In a recent Citrix XenApp 7.x consulting engagement, the customer wanted to have a user’s start menu on their XenApp desktop populated entirely via shortcuts created dynamically at logon by Citrix Receiver. Receiver has a mechanism whereby a central store can be configured to be used for shortcuts such that when the user logs on, the shortcuts they are allowed are copied from this central share to their start menu. For more information on this see https://www.citrix.com/blogs/2015/01/06/shortcut-creation-for-locally-installed-apps-via-citrix-receiver/

Before not too long there were in excess of 100 shortcuts in this central store so to check these individually by examining their properties in explorer was rather tedious to say the least so I looked to automate it via good old PowerShell. As I already had logon scripts that were manipulating shortcuts, it was easy to adapt this code to enumerate the shortcuts in a given folder and then write the details to a csv file so it could easily be filtered in Excel to find shortcuts whose target didn’t exist although it will also output the details of these during the running of the script.

I then realised that the script could have more uses than just this, for instance to check start menus on desktop machines so decided to share it with the wider community.

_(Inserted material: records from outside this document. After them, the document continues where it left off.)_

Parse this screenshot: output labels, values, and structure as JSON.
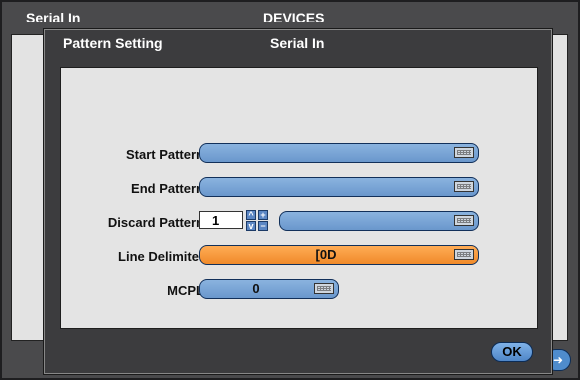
{
  "background_window": {
    "title_left": "Serial In",
    "title_center": "DEVICES",
    "next_icon": "arrow-right-icon"
  },
  "dialog": {
    "title_left": "Pattern Setting",
    "title_center": "Serial In",
    "ok_label": "OK"
  },
  "fields": {
    "start_pattern": {
      "label": "Start Pattern",
      "value": ""
    },
    "end_pattern": {
      "label": "End Pattern",
      "value": ""
    },
    "discard_pattern": {
      "label": "Discard Pattern",
      "count": "1",
      "value": ""
    },
    "line_delimiter": {
      "label": "Line Delimiter",
      "value": "[0D"
    },
    "mcpl": {
      "label": "MCPL",
      "value": "0"
    }
  },
  "icons": {
    "keyboard": "keyboard-icon",
    "spin_up": "^",
    "spin_down": "v",
    "plus": "+",
    "minus": "−"
  },
  "colors": {
    "field_blue": "#7aa7d8",
    "field_selected_orange": "#f5992f",
    "panel_bg": "#e4e4e4",
    "dialog_bg": "#3c3c3e"
  }
}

The get-help cmdlet can be used to see all the options but in its simplest form, just specify a -folder argument to tell it where the parent folder for the shortcuts is and a -csv with the name of the csv file you want it to write (it will overwrite any existing file of that name so be careful).

It can also check that the shortcut’s target exists on a remote machine. For instance, you can run the script on a Citrix Delivery Controller but have it check the targets on a XenApp server, via its administrative shares, by using the -computername option.

If you run it on a XenApp server with the “PreferTemplateDirectory” registry value set, use the -registry option instead of -folder and it will read this value from the registry and use that folder.

If you’re running it on a desktop to check that there are no bad shortcuts in the user’s own start menu, whether it is redirected or not, or in the all users start menu then specify the options -startmenu or -allusers respectively.

Finally, it can email the resultant csv file via an SMTP mail server using the -mailserver and -recipients options.

The script is available for download here.